How it’s come to reside in the NLA I’m not entirely sure. The person I sold it to might have been an undercover collector, snapping up copies of zines and chapbooks for a specific purpose. Whatever the reason, the book has been catalogued, is available for reading by the general public, and is now even available for digital download, for a price. I’ve also received emails from book distributors inquiring as to its availability.
The irony of this is clear: despite my best efforts to present to the world an ‘authorised’ version of my poetic output, in the end individual authors have little or no control over which of their works will be remembered or archived. I now know, if only on a trivial level, something of what Patrick White must have felt all those years ago when he discovered a copy of his book The Ploughman in the NLA.
While I could always simply print up another copy (I still have the text and the cover image on file), I decided to pay the $13.20 required to have someone at the library scan Dead Poem Office electronically and then send it to me via email. I included a copy of this scan as part of the Artefact because of the way it symbolically both represents and erases me as a ‘self-publishing’ author.
Dead Poem Office represents and archives me by way of the Dewey Decimal number Np A821.4 P912 de hand-written on its front cover. However the scanned copy is of such poor quality that my name, originally printed in silver ink on the cover, is unreadable, as is the image used for the front and back cover. My name does not appear on any other page of the book. All that is left is the title and the poems themselves.
In the end this is fitting: for many poets, libraries also constitute a ‘Dead Poem Office’, a final resting place for poems that may sit unread,just like undelivered letters, for many years. While this represents a cautionary tale for any poet distributing their works in public, it also shows that books continue to have an uncanny ability to outmanoeuvre their authors.
Self-published chapbooks are indeed actors within a field of books whose only real enemy is that ‘bonfire of the vanity presses’ all writers fear. For this reason alone they should be celebrated, discussed and remembered.

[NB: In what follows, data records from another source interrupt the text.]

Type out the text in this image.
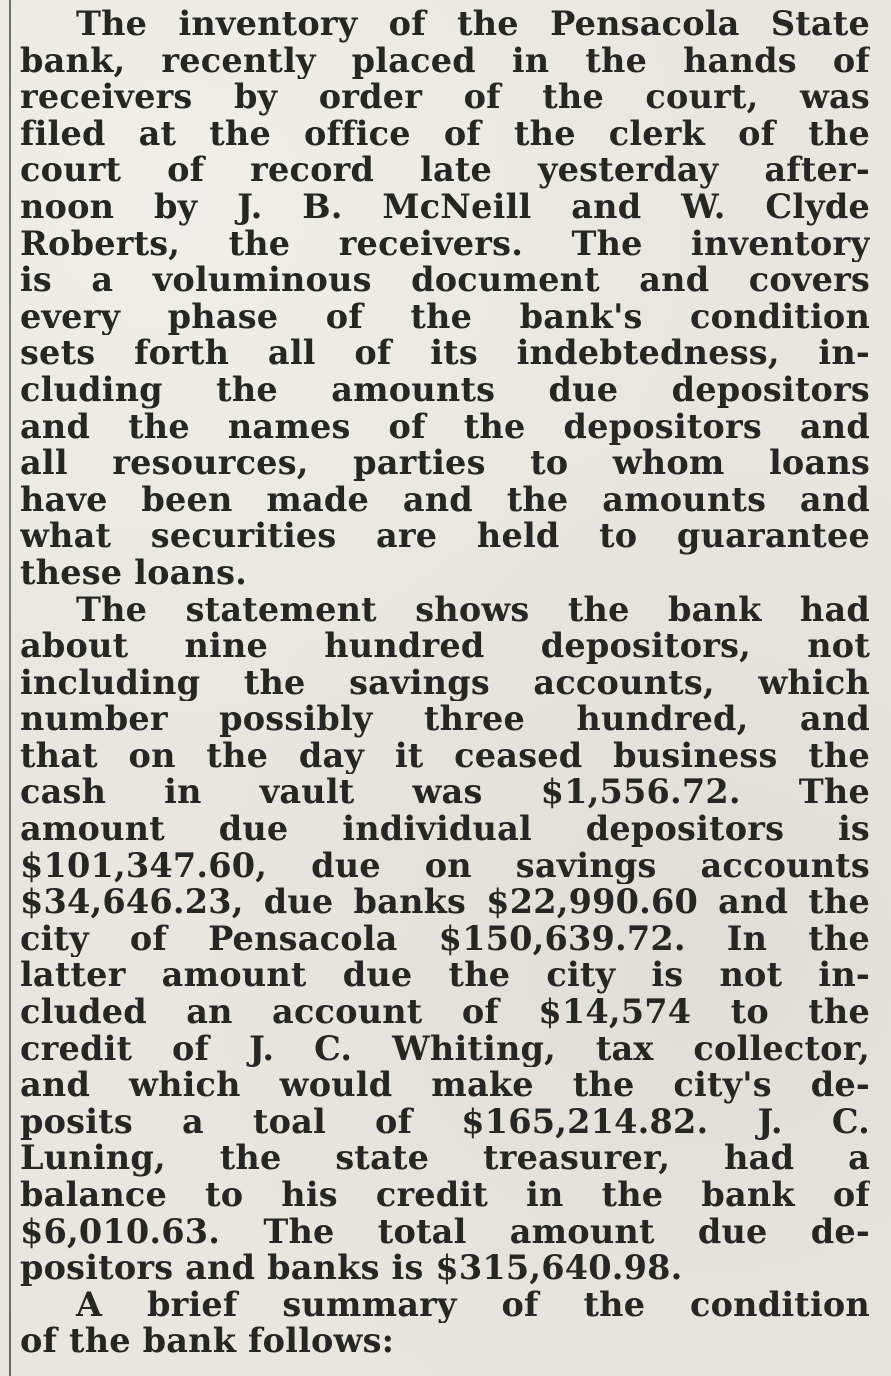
The inventory of the Pensacola State
bank, recently placed in the hands of
receivers by order of the court, was
filed at the office of the clerk of the
court of record late yesterday after-
noon by J. B. McNeill and W. Clyde
Roberts, the receivers. The inventory
is a voluminous document and covers
every phase of the bank's condition
sets forth all of its indebtedness, in-
cluding the amounts due depositors
and the names of the depositors and
all resources, parties to whom loans
have been made and the amounts and
what securities are held to guarantee
these loans.
The statement shows the bank had
about nine hundred depositors, not
including the savings accounts, which
number possibly three hundred, and
that on the day it ceased business the
cash in vault was $1,556.72. The
amount due individual depositors is
$101,347.60, due on savings accounts
$34,646.23, due banks $22,990.60 and the
city of Pensacola $150,639.72. In the
latter amount due the city is not in-
cluded an account of $14,574 to the
credit of J. C. Whiting, tax collector,
and which would make the city's de-
posits a toal of $165,214.82. J. C.
Luning, the state treasurer, had a
balance to his credit in the bank of
$6,010.63. The total amount due de-
positors and banks is $315,640.98.
A brief summary of the condition
of the bank follows:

My thesis demonstrated that various publishing activities can indeed constitute a performance, a ‘publishing of the self’. Publishing, in the literary field at least, is a word that describes a multitude of public and private acts. The reinvention of old formats for books, including the chapbook format, is indeed just one aspect of this multiplicity.
While many forms of publishing and dissemination are possible, when poets use traditional formats, they are in fact entering a conversation with older fields of prestige. The five other chapbooks presented in my PhD thesis represent a performance of self-publishing, rather than a simple denial of mainstream publishing.
The sixth book discussed in m PhD thesis, We Will Disappear, is a performance of ‘mainstream’ publication that also bears some hallmarks or characteristics of other kinds of publishing, including self-publishing.
Re-examining the fields in which these poetry books were produced involves an analysis of the role of books as signifiers of prestige within those fields. The spaces between these fields of publishing are likewise occupied by a variety of actors, and their creative works (in this case poems, chapbooks and other book objects). Despite differences between fields of publishing, books can also be read as a performance of struggles within the field(s) in which they are produced.
Despite technological changes in the way poets communicate their works to the world, older book forms such as the chapbook still play a significant role in poetry publishing. The performance of poetry book objects can tell us a great deal about the way the field of publishing works. In doing so, they inspire a more sophisticated reading of the literary field, and of the importance of books as signifiers of literary and cultural prestige.